Having told MPs he wanted to be “honest” about his plans to begin fixing the public finances, Mr Sunak revealed part of his action will include an increase in the rate of corporation tax, paid on company profits, to 25% in 2023.

And the chancellor announced that personal tax thresholds will be frozen from next year until 2026, which has been described by some as a “stealth” rise in people’s tax bills.

But, in an eye-catching move, Mr Sunak unveiled a two-year “super deduction” scheme to allow companies to reduce their tax bill by 130% of the cost of new investments.

“Under the existing rules, a construction firm buying £10m of new equipment could reduce their taxable income, in the year they invest, by £2.6m,” the chancellor explained.

“With the ‘super deduction’, they can now reduce it by £13m.
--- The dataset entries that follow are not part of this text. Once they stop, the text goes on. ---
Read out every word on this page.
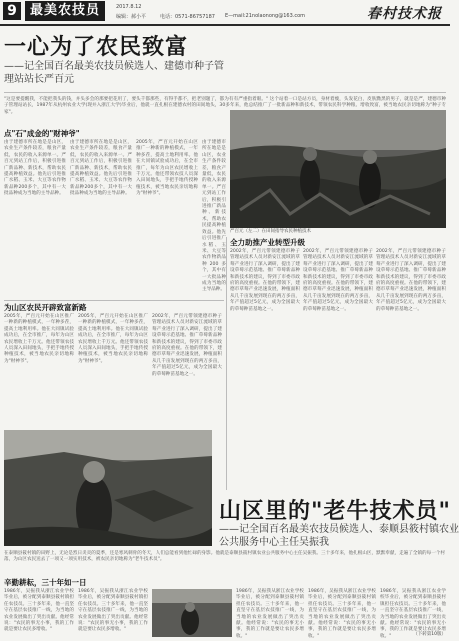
9	最美农技员	2017.8.12
编辑：郝小平	电话：0571-86757187 E—mail:21nolaonong@163.com	春村技术报
一心为了农民致富
——记全国百名最美农技员候选人、建德市种子管
理站站长严百元

"这是要提醒我，不能把我头的钱，并头多会的那要把花用了，要头千都那些，有得手都不，把老别题了，都为有有严重指着眼。" 这个站着一口是站方员，身材着瘦，头发花白，皮肤黝黑的男子，就是是严，建德市种子管理站站长，1987年从杭州农业大学(现并入浙江大学)毕业后，他就一直扎根在建德农村的田间地头，30多年来，他总结推广了一批新品种和新技术，带领农民科学种粮、增收致富，被当地农民亲切地称为"种子专家"。

点"石"成金的"财神爷"

由于建德市所在地是是山区，农业生产条件较差，粮食产量低，农民的收入来源单一。严百元到站工作后，积极引进推广新品种、新技术，帮助农民提高种植效益。他先后引进推广水稻、玉米、大豆等农作物新品种200多个，其中有一大批品种成为当地的主导品种。

由于建德市所在地是是山区，农业生产条件较差，粮食产量低，农民的收入来源单一。严百元到站工作后，积极引进推广新品种、新技术，帮助农民提高种植效益。他先后引进推广水稻、玉米、大豆等农作物新品种200多个，其中有一大批品种成为当地的主导品种。

2005年，严百元开始在山区推广一种新的种植模式，一年种多茬，提高土地利用率。他在大同镇试验成功后，在全市推广，每年为山区农民增收上千万元。他还带领农技人员深入田间地头，手把手地传授种植技术，被当地农民亲切地称为"财神爷"。

由于建德市所在地是是山区，农业生产条件较差，粮食产量低，农民的收入来源单一。严百元到站工作后，积极引进推广新品种、新技术，帮助农民提高种植效益。他先后引进推广水稻、玉米、大豆等农作物新品种200多个，其中有一大批品种成为当地的主导品种。

严百元（左二）在田间指导农民种植技术
全力助推产业转型升级

2002年，严百元带领建德市种子管理站技术人员对新安江流域的草莓产业进行了深入调研，提出了建设草莓示范基地、推广草莓新品种和新技术的建议，得到了市委市政府的高度重视。在他的带领下，建德市草莓产业迅速发展，种植面积从几千亩发展到现在的两万多亩，年产值超过5亿元，成为全国最大的草莓种苗基地之一。

2002年，严百元带领建德市种子管理站技术人员对新安江流域的草莓产业进行了深入调研，提出了建设草莓示范基地、推广草莓新品种和新技术的建议，得到了市委市政府的高度重视。在他的带领下，建德市草莓产业迅速发展，种植面积从几千亩发展到现在的两万多亩，年产值超过5亿元，成为全国最大的草莓种苗基地之一。

2002年，严百元带领建德市种子管理站技术人员对新安江流域的草莓产业进行了深入调研，提出了建设草莓示范基地、推广草莓新品种和新技术的建议，得到了市委市政府的高度重视。在他的带领下，建德市草莓产业迅速发展，种植面积从几千亩发展到现在的两万多亩，年产值超过5亿元，成为全国最大的草莓种苗基地之一。

为山区农民开辟致富新路

2005年，严百元开始在山区推广一种新的种植模式，一年种多茬，提高土地利用率。他在大同镇试验成功后，在全市推广，每年为山区农民增收上千万元。他还带领农技人员深入田间地头，手把手地传授种植技术，被当地农民亲切地称为"财神爷"。

2005年，严百元开始在山区推广一种新的种植模式，一年种多茬，提高土地利用率。他在大同镇试验成功后，在全市推广，每年为山区农民增收上千万元。他还带领农技人员深入田间地头，手把手地传授种植技术，被当地农民亲切地称为"财神爷"。

2002年，严百元带领建德市种子管理站技术人员对新安江流域的草莓产业进行了深入调研，提出了建设草莓示范基地、推广草莓新品种和新技术的建议，得到了市委市政府的高度重视。在他的带领下，建德市草莓产业迅速发展，种植面积从几千亩发展到现在的两万多亩，年产值超过5亿元，成为全国最大的草莓种苗基地之一。

山区里的"老牛技术员"
——记全国百名最美农技员候选人、泰顺县筱村镇农业
公共服务中心主任吴振我

在泰顺县筱村镇的田野上，无论是烈日炎炎的夏季，还是寒风刺骨的冬天，人们总能看到他忙碌的身影。他就是泰顺县筱村镇农业公共服务中心主任吴振我。三十多年来，他扎根山区，默默奉献，走遍了全镇的每一个村落，为山区农民送去了一项又一项实用技术，被农民亲切地称为"老牛技术员"。

辛勤耕耘，三十年如一日

1986年，吴振我从浙江农业学校毕业后，被分配到泰顺县筱村镇担任农技员。三十多年来，他一直坚守在基层农技推广一线，为当地的农业发展做出了突出贡献。他经常说："农民的事无小事，我的工作就是要让农民多增收。"

1986年，吴振我从浙江农业学校毕业后，被分配到泰顺县筱村镇担任农技员。三十多年来，他一直坚守在基层农技推广一线，为当地的农业发展做出了突出贡献。他经常说："农民的事无小事，我的工作就是要让农民多增收。"

1986年，吴振我从浙江农业学校毕业后，被分配到泰顺县筱村镇担任农技员。三十多年来，他一直坚守在基层农技推广一线，为当地的农业发展做出了突出贡献。他经常说："农民的事无小事，我的工作就是要让农民多增收。"

1986年，吴振我从浙江农业学校毕业后，被分配到泰顺县筱村镇担任农技员。三十多年来，他一直坚守在基层农技推广一线，为当地的农业发展做出了突出贡献。他经常说："农民的事无小事，我的工作就是要让农民多增收。"

1986年，吴振我从浙江农业学校毕业后，被分配到泰顺县筱村镇担任农技员。三十多年来，他一直坚守在基层农技推广一线，为当地的农业发展做出了突出贡献。他经常说："农民的事无小事，我的工作就是要让农民多增收。"	（下转第10版）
We’ve never tried this before in our country.”

Mr Sunak confirmed an extension of the furlough scheme until the end of September, with business being asked to contribute 10% of their furloughed employees’ wages in August and 20% in September.

The chancellor also set out the details of more support for the self-employed, including for those who missed out on initial government help.

And Mr Sunak announced the £20-a-week uplift in Universal Credit will continue for another six months.

In a package of support for businesses, the chancellor revealed:

  • a continuation of the business rates holiday to the end of June, with a two-thirds discount for the remaining nine months of the financial year.
  • an extension of a reduced rate of VAT for hospitality and tourism sectors until the end of September

Those buying houses will also enjoy an extension of the stamp duty holiday on purchases below £500,000 until the end of June, while Mr Sunak also confirmed a government guarantee on mortgages.

Setting out economic forecasts for the next few years, the chancellor said the Office for Budget Responsibility estimated the UK economy would grow by 4% this year and by 7.3% next year, before growing by 1.7%, 1.6% and 1.7% in the following three years.